|nissi in her very pretty dress and |
her aunty (the headmistress)
in her beautiful sari
Sitting in the 3 hours of Telegu church today, I was in wonder at all the amazing clothes that everyone was wearing. It’s something that still gets me about being in India. Kyekue and I don’t go a day without saying ‘oh my goodness I love her sari’ or ‘that Punjab is really nice’. In church today there was every colour under the rainbow. Deep red, dark purples, sky blues, cool greens, warm yellows, bright oranges, luscious pinks, midnight blacks, pure white, flowers, crazy patterns, print, gold, peacocks, sequins, embroidery, and all completely unique. I have no idea how every sari is made so different and so beautiful. But the way that Indian women dress has always awed me whether it is at how the Muslim community can wear their long black burkas with every inch of their body covered in the 40 degree heat, to how women can learn to wrap a piece of 9m long fabric around themselves so perfectly and put it all in place with no pins and it will still stay there all day, to why they insist that you cover both your arms in bangles so you can barely even move your arm without it being uncomfortable and finally why from the youngest of ages, girls are encouraged to take so much pride and vanity into the way they look, to the point where you see a 5year old, prancing round in her big jewelled dress, with big dangling earrings, necklace, bangles, anklets, head jewels and even makeup.
|The rows and rows of bangles in a Mysore market|
Walking down an Indian street is like walking through a beautiful, if hot, overcrowded and polluted rainbow.

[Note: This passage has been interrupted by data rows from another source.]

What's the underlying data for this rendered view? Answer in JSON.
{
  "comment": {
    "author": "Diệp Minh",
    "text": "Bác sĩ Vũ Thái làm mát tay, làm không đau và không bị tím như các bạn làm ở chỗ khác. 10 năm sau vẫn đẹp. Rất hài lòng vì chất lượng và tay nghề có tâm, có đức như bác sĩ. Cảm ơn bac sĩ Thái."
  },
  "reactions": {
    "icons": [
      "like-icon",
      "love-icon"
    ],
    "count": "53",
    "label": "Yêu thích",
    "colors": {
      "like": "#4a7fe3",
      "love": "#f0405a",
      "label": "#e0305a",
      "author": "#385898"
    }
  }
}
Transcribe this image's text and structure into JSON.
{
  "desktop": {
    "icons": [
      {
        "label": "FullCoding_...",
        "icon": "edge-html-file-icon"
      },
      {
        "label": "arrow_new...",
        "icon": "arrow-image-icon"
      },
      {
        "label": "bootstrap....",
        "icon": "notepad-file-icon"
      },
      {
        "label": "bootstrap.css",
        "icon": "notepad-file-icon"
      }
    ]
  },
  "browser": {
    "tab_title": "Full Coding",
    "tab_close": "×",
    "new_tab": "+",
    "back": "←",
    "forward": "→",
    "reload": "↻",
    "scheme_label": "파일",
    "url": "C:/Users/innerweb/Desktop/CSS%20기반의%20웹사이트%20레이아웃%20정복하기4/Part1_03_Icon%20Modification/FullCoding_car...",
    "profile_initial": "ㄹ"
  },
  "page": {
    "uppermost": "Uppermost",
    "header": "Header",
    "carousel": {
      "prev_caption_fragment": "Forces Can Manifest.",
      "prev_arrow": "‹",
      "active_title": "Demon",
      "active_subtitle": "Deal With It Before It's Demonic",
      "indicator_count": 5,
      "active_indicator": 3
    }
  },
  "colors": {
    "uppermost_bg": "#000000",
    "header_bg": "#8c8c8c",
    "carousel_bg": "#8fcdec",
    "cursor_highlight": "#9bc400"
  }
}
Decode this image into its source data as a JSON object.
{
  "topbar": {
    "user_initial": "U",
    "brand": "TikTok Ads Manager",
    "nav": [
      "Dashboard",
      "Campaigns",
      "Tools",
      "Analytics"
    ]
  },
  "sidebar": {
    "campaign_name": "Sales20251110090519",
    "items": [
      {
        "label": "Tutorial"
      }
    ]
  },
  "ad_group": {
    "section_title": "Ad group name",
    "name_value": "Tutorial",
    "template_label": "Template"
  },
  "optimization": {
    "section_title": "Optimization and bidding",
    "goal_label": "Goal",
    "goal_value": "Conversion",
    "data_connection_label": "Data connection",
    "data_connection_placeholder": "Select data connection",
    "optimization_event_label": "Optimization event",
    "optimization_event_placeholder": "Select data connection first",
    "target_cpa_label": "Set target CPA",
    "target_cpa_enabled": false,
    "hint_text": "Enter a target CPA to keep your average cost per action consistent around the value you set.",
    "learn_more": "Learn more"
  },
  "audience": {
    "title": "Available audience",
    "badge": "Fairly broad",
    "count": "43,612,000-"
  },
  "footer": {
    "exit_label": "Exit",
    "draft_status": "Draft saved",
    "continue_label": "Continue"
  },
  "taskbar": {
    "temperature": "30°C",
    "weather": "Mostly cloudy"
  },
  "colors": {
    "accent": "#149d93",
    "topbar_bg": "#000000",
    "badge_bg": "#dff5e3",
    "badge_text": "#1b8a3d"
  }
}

Shop after shop selling saris and dress material. Anything you want you will be able to find it. Then shop after shop of bright and shining bangles. You can get bangles in any size or style, the pure gold ones, the everyday colourful glass ones, the bright coloured metal ones, the ones plastered in glitter and the ones with jewels. In every fancy store you are exposed to a massive range of earrings, bangles, nose rings, rings and necklaces. And on top of all this don’t forget the most important thing in the whole of your outfit. For this you need the small old lady crouched on the side of the road weaving flowers together because no Indian women would be complete without her flowers in her hair.
|me with the girls in my room - they have such amazing dresses!|
|Vikranth and Rebecca - her Sari is stunning |
and like the perfect couple it matches his tie
Shopping in India is nothing like shopping in the UK. You pick your sari shop that you want to go in – you don’t really know that this shop will have you perfect sari and you have to pick one shop from about fifty so you just go with this one because the sari in the window looks cute. You don’t really know what you’re looking for but you are whisked away by some very helpful Indian men, who either show you to some comfy plush seats or a big cushion on the floor. Then you are asked what you want so you say ‘sari’ and they say ‘yes mam, what style?’ so you go for it and say cotton and a random colour you haven’t got yet. Then from nowhere your being shown sari after sari in that colour, different shades, flying of the shelves in front of you, all these perfectly folded gorgeous saris. You have to be in the mood to sari shop because it’s very overwhelming. So then with a giant pile of sari fabric in front of you, you begin to sort through them deciding what ones you don’t like. You like one! Great! You tell the man and he opens the whole 9m of fabric out in front of you so you can inspect every inch of it. You like the palu (the bit that goes over your shoulder) but you don’t really like the detail on the body (main bit) so you decide it’s gotta go in the no pile. But that’s no problem, you can do this with as many saris until you finally find your perfect one.
You finally leave the shop with the most amazing sari. Why can’t finding men be like this!?!?!